But the interesting thing that came out of it is a song called Glastonbury. Okay, it didn’t actually come out of the festival, but obviously they were thinking of it when they created it. They have never released it, it has only been played live a few times during 360, so you’ll have to jump out to YouTube if you want to see it and hear it.

The start is taken straight from Volcano (wait, it’s the other way round) and the “you are rock and roll” segment in Volcano is in this song several times, the music that is, and the “you are” but the other words are different. So it is clear that this song was a precursor to Volcano, which showed up a few years later on Songs Of Innocence. So for me to say that it was never released, I should say that it wasn’t released in the original form, that it morphed some of it into Volcano. This is the way things work, we’ve seen this a hundred times this year, where a sound or lyric in some partially completed song is taken somewhere else, and the partial song is dropped, never to be heard again.
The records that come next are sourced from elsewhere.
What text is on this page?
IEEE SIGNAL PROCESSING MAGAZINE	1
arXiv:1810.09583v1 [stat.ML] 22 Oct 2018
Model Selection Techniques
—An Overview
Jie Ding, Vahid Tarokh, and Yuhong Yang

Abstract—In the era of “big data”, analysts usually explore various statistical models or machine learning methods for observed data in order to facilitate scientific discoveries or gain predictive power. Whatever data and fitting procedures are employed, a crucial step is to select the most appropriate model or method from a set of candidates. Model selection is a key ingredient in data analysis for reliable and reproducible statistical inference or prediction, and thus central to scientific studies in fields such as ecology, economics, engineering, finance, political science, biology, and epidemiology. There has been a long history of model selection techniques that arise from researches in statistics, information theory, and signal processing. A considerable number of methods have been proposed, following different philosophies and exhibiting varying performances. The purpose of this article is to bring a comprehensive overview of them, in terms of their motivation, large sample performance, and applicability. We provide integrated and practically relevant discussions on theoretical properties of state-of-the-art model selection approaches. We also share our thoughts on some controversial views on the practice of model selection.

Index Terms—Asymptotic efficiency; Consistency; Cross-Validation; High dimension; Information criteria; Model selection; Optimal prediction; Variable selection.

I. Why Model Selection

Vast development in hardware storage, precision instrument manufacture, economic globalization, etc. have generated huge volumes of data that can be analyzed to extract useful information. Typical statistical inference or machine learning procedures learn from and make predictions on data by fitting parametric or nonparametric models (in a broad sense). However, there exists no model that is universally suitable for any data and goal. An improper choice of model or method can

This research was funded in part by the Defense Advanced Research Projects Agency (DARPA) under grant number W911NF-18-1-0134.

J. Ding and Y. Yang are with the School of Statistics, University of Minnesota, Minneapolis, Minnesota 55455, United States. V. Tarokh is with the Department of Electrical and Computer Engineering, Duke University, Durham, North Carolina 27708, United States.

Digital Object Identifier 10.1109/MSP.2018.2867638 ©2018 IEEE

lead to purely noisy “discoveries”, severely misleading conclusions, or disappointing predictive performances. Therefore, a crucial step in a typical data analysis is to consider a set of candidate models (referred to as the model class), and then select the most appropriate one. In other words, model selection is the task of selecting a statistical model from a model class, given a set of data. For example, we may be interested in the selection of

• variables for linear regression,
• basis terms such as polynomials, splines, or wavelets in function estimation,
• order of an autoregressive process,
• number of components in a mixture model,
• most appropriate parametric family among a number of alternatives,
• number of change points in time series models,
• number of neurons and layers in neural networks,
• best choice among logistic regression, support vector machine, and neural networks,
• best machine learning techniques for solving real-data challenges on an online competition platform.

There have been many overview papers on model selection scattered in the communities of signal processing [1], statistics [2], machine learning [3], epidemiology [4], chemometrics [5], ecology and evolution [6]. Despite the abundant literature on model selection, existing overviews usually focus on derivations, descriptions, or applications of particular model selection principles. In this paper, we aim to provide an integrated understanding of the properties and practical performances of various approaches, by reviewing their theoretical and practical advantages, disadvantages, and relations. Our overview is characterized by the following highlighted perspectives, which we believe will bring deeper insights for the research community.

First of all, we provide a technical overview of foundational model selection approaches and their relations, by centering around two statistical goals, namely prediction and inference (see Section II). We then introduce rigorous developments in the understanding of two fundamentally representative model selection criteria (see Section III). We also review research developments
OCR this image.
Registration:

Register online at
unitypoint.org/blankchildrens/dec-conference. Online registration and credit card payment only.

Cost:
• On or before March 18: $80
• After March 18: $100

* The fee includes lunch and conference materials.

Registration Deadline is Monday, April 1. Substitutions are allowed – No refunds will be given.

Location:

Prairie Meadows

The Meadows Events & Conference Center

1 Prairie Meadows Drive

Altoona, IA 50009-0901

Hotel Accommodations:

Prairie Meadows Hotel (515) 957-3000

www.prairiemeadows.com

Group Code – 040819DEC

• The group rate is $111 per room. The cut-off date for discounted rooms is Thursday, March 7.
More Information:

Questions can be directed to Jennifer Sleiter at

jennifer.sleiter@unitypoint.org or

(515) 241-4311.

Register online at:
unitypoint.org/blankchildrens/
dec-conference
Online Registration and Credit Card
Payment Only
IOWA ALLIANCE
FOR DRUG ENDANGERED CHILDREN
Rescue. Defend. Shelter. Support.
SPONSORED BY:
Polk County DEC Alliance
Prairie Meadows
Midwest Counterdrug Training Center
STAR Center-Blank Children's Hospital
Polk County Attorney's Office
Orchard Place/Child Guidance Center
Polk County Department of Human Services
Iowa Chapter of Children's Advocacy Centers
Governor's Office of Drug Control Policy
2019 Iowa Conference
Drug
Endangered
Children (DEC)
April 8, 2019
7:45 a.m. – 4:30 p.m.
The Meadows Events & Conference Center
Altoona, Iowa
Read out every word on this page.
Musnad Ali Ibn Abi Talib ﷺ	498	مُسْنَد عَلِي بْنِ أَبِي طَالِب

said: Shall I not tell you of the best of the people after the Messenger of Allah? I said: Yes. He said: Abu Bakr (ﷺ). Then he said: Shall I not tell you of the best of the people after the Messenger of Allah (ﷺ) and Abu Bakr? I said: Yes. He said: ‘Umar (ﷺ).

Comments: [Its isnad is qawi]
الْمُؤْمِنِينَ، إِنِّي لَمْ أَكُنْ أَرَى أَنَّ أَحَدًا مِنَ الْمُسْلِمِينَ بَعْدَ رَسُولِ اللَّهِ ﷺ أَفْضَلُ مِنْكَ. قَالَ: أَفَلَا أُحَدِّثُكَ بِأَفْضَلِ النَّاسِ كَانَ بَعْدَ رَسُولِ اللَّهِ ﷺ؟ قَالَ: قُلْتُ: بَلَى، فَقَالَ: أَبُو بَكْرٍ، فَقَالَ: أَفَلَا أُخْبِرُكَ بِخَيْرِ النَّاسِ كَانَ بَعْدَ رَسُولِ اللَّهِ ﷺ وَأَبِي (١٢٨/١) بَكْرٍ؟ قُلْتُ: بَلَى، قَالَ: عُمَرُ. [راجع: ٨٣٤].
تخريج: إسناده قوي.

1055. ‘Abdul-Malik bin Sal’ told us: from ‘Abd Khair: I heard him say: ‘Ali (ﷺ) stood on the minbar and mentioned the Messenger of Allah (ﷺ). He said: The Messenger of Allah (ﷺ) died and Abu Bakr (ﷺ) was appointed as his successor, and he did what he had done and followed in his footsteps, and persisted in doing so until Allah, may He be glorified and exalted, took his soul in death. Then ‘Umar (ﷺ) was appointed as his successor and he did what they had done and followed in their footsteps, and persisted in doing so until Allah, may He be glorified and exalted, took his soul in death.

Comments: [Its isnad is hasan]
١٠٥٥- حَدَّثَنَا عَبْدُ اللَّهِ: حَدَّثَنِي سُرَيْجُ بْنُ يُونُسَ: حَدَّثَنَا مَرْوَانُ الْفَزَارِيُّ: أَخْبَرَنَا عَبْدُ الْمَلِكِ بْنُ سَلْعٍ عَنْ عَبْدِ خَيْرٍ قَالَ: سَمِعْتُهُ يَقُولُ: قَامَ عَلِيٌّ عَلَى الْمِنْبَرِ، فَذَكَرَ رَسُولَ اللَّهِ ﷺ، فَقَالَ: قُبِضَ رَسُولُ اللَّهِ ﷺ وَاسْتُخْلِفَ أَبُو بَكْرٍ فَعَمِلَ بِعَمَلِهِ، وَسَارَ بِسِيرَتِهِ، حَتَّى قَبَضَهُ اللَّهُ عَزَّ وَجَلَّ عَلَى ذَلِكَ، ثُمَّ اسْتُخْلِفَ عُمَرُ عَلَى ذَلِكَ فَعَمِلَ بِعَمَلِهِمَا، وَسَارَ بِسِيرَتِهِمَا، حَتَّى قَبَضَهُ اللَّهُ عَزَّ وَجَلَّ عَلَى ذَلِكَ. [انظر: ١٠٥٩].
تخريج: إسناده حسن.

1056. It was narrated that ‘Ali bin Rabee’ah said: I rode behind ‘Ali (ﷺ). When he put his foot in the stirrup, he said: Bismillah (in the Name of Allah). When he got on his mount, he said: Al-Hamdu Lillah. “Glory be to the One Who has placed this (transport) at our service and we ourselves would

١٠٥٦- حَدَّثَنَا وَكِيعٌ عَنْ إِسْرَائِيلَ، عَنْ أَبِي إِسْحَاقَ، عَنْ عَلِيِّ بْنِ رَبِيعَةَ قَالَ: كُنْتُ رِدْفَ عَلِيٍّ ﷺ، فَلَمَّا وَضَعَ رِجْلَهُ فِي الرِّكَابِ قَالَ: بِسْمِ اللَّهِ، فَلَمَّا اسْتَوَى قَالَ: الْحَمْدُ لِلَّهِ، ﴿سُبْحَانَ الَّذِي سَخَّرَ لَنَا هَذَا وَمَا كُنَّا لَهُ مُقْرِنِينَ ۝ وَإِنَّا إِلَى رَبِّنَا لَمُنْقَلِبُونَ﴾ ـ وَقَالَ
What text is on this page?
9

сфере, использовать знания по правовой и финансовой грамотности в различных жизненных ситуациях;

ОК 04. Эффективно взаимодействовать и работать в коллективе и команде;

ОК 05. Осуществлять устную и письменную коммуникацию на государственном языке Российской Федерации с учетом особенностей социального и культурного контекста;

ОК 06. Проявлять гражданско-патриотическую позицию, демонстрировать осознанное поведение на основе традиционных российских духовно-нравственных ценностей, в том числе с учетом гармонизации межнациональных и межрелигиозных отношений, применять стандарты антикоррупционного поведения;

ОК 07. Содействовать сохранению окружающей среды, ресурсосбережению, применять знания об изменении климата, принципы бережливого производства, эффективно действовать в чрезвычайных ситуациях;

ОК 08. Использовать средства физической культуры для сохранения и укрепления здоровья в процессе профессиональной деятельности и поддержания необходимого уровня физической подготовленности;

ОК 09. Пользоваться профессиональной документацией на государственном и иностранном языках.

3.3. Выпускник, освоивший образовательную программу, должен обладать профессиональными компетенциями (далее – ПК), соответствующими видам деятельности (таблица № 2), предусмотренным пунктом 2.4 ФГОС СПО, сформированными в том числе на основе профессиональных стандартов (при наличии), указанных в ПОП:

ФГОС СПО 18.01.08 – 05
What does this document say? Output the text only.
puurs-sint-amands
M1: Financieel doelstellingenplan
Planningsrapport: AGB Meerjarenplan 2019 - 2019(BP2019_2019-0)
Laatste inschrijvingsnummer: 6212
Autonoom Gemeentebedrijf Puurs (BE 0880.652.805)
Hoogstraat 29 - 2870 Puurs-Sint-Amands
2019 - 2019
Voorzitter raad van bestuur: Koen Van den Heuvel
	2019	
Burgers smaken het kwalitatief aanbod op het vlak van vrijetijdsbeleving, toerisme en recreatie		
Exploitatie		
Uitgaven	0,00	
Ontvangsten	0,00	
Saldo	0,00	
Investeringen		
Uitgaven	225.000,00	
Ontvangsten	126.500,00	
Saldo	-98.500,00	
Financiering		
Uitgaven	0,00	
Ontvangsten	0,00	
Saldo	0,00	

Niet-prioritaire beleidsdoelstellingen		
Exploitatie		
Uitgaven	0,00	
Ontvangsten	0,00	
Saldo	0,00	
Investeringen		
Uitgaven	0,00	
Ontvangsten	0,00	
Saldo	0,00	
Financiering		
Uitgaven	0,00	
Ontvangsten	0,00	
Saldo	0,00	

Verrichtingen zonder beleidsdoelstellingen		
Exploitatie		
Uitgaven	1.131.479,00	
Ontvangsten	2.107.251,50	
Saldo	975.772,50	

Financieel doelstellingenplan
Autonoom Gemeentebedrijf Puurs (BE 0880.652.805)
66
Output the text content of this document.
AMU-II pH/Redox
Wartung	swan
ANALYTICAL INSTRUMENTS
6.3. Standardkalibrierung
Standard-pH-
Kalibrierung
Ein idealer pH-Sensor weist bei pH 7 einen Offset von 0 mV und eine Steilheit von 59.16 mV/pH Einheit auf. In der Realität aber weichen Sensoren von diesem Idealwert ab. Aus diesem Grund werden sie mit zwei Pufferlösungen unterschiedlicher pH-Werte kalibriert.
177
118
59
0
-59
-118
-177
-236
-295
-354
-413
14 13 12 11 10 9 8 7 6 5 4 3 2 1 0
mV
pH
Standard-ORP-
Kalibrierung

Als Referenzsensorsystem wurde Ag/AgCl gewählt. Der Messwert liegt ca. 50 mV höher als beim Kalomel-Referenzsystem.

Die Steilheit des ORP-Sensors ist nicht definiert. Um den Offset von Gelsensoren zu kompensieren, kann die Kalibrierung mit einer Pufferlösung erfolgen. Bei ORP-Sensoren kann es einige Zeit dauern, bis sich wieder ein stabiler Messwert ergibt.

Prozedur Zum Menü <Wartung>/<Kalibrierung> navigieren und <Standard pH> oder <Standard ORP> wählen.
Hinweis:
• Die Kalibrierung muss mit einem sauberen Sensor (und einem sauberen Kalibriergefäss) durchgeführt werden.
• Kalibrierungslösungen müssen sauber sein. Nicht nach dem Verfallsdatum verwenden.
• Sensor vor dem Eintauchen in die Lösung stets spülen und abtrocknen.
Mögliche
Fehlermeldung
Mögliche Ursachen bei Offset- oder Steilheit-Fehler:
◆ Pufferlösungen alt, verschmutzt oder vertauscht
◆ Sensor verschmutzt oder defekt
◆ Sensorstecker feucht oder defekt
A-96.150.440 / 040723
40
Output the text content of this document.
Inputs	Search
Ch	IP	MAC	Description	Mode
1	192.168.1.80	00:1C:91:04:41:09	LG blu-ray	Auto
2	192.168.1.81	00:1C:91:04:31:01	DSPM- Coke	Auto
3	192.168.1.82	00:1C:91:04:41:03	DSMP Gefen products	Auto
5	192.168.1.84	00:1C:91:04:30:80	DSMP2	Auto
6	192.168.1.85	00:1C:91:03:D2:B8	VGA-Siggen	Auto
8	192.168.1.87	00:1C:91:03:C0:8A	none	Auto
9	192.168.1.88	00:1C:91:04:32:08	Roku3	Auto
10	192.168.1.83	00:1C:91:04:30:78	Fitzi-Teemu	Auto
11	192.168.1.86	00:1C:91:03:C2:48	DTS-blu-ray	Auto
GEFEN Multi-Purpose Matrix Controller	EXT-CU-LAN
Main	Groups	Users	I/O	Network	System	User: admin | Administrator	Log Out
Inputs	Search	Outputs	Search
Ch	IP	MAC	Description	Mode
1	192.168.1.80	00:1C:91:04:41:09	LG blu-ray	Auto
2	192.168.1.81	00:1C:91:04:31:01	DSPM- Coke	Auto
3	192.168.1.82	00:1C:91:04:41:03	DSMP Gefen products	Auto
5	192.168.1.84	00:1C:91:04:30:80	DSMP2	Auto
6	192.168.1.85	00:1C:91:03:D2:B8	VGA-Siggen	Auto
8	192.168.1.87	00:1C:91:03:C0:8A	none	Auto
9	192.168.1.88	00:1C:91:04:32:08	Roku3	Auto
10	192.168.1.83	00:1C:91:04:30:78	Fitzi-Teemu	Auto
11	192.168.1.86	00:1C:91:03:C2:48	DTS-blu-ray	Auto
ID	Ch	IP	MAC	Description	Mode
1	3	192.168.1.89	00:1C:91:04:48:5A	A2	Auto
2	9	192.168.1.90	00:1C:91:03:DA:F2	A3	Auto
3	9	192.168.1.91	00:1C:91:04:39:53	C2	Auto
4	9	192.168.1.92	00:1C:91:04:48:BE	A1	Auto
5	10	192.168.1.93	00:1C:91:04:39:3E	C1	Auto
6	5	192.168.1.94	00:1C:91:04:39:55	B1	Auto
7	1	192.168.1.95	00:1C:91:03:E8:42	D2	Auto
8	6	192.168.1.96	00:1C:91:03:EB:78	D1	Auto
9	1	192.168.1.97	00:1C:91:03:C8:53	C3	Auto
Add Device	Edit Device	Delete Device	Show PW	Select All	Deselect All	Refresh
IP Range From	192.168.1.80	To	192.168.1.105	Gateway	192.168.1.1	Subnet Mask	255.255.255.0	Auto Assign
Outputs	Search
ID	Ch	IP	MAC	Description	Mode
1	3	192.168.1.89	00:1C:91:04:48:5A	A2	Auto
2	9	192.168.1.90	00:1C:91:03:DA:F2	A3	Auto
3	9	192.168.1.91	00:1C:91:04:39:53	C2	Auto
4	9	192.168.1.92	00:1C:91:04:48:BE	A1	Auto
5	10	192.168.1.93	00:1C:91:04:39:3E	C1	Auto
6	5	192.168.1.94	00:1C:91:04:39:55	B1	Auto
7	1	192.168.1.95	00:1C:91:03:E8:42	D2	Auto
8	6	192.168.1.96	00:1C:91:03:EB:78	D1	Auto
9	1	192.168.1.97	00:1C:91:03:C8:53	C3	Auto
I must admit that I’m not sure about this song, I don’t really know what the lyrics are about, or what the song is meaning. There are parts that are talking about mountains and sunshine and so on. There are parts about love and so on. Comparing them to a rose. Just bits and pieces that stick out. One line that really shows up is “Under the flower of American dreams,” and I am totally lost on that one. Is it them, the band, dreaming about going to America and making it big? Or something else, I can’t really see it as sinister (somehow the line reminds me of Vietnam). I just don’t know, the song seems to be happy but there’s always an undercurrent of mystery hanging around somewhere.